WMDE/Wikidata/Alerts

Alertmanager

Grafana

Alertmanager handle wikidata alerts dashboard on Grafana.

The dashboard can be found here: https://grafana.wikimedia.org/d/TUJ0V-0Zk/wikidata-alerts

Maxlag: Above 10 for 1 hour

More specific information about the lag can be queried from the API: https://www.wikidata.org/w/api.php?action=query&maxlag=-1
More data on the query service: https://grafana.wikimedia.org/d/000000489/wikidata-query-service
SAL can be used to track down changes to the problematic servers
dispatch lag is no longer part of max-lag and now tracked/alerted with its own metric
#wikimedia-search ^connect contains people that know more about running/administrating the wdqs servers

In the past this has been caused by:

lag on queryservice servers (see: task T302330 )
wdqs host being restarted, but no depooled (see: task T322010 )

Edits: Wikidata edit rate

The edit rate on Wikidata can be a good indicator that something somewhere is wrong, although it will not always indicate exactly what that is.

You can view the edits dashboard at https://grafana.wikimedia.org/d/000000170/wikidata-edits

If MAXLAG is high, that might be a reason for low edit rate.
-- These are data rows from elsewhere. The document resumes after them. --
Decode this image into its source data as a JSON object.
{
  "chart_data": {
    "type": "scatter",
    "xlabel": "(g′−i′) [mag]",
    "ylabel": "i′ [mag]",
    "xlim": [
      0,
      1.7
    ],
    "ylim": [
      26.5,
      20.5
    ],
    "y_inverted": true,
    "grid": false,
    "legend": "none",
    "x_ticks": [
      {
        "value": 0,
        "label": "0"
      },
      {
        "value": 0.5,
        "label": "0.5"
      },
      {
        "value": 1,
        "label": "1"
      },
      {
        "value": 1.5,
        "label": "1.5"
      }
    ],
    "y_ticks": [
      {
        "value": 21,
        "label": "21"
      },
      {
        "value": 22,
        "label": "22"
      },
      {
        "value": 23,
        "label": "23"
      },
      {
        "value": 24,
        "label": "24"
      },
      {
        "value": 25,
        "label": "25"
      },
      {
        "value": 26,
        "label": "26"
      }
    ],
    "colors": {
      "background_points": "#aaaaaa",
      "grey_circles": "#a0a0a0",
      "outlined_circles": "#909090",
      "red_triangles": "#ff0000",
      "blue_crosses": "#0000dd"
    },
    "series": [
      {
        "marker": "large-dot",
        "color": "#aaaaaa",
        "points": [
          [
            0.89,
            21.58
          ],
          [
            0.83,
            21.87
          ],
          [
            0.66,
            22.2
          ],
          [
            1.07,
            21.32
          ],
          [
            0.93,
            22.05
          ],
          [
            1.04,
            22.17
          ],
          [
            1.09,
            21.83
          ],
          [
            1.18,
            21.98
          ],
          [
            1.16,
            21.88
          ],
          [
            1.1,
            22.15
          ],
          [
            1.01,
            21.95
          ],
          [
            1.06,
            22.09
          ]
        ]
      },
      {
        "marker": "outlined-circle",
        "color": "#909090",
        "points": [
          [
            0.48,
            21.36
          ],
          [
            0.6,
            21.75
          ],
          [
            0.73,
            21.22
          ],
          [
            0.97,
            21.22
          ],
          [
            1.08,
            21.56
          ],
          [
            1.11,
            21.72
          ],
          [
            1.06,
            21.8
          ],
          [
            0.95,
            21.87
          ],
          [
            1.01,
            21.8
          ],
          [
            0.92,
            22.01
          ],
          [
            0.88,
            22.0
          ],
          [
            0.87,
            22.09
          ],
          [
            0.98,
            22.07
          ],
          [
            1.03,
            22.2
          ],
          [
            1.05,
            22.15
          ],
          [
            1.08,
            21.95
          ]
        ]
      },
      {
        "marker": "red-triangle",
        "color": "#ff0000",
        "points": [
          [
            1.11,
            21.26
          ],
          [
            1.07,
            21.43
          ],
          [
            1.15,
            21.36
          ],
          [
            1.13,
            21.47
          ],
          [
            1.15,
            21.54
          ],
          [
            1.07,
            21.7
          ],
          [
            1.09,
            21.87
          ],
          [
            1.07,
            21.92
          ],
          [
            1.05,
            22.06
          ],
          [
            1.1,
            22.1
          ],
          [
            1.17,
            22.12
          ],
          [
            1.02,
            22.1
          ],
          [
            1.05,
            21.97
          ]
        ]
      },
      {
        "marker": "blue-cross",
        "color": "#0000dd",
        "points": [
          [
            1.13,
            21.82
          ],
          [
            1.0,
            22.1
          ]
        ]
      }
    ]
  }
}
You may want to investigate what is going on with the API (as all edits go via the API) https://grafana.wikimedia.org/d/000000559/api-requests-breakdown?refresh=5m&orgId=1&var-metric=p50&var-module=wb*

API: Max p95 execute time for write modules

Investigate the wb api @ https://grafana.wikimedia.org/d/000000559/api-requests-breakdown?refresh=5m&orgId=1&var-metric=p50&var-module=wb*

In the past this has been caused by:

s8 db being overloaded, often for a fixable reason
Memcached being overloaded, in the past indicating UBNs

Termbox Request Errors

This kind of error occurs when Wikibase is unable to reach the Termbox Service, i.e. the HTTP request itself fails and is unlikely to have reached its destination. This error does *not* get triggered by erroneous responses, so it means there is a problem on the MediaWiki/Wikibase side or network issues.

Change Dispatching

See WMDE/Wikidata/Dispatching and Wikibase: Change propagation. More metrics can be found on https://grafana-rw.wikimedia.org/d/hGFN2TH7z/edit-dispatching-via-jobs

See WMDE/Wikidata/Runbooks/Change dispatching/Alert for a details on the alerts.

Oozie Job

Sometimes these jobs will fail for random reasons.

They will be restarted, so no need to worry on a first failure.

If things continue to fail, contact WMF analytics to investigate on IRC in #wikimedia-analytics.